Ach, Sie können’s ja schon! erwiderte Rudolf, dem noch ein harter, enger Reif um die Brust lag. Sie lernen so wunderbar geschwind!

Ja, die brotlosen Künste, die – – Aber es klingt so lieb, wenn Sie so ’was sagen. Ihnen muß man alles glauben; so ein märchenhaft unverdorbenes Gesicht! – Wissen Sie, Ihr Vater – den hab’ ich gestern wieder gesehen; der ist doch ganz anders als Sie. Kleiner, und dunkel, und so gar nicht Ihr Geschau –

Und doch lieben wir uns sehr, sagte Rudolf lächelnd.

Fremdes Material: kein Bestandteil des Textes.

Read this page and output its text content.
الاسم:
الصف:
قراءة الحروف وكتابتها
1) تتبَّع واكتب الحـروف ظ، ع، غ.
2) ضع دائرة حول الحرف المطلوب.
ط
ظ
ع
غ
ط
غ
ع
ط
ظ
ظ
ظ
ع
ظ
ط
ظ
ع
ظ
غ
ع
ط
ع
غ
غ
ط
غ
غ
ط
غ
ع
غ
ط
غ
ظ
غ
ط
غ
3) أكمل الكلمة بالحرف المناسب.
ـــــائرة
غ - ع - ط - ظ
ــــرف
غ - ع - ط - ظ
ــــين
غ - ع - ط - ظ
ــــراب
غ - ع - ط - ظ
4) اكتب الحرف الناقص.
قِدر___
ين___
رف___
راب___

Sie beugte sich vor: O, das weiß ich schon! Das ist ja ’ne bekannte Geschicht; wie man sagt: „stadtbekannt“! – Eigentlich ist’s beleidigend für unser Geschlecht: Sie sollen gar niemand so lieb haben wie den Herrn Papa. Ist das ganz gewiß wahr?

Sie blickte ihn forschend an; die lichtbraunen, glänzenden Augen beengten ihn sehr, sie zogen ihm förmlich das Blut in die heißen Wangen. Vor drei Tagen war es noch wahr! stieß er mit einem raschen Entschluß heraus.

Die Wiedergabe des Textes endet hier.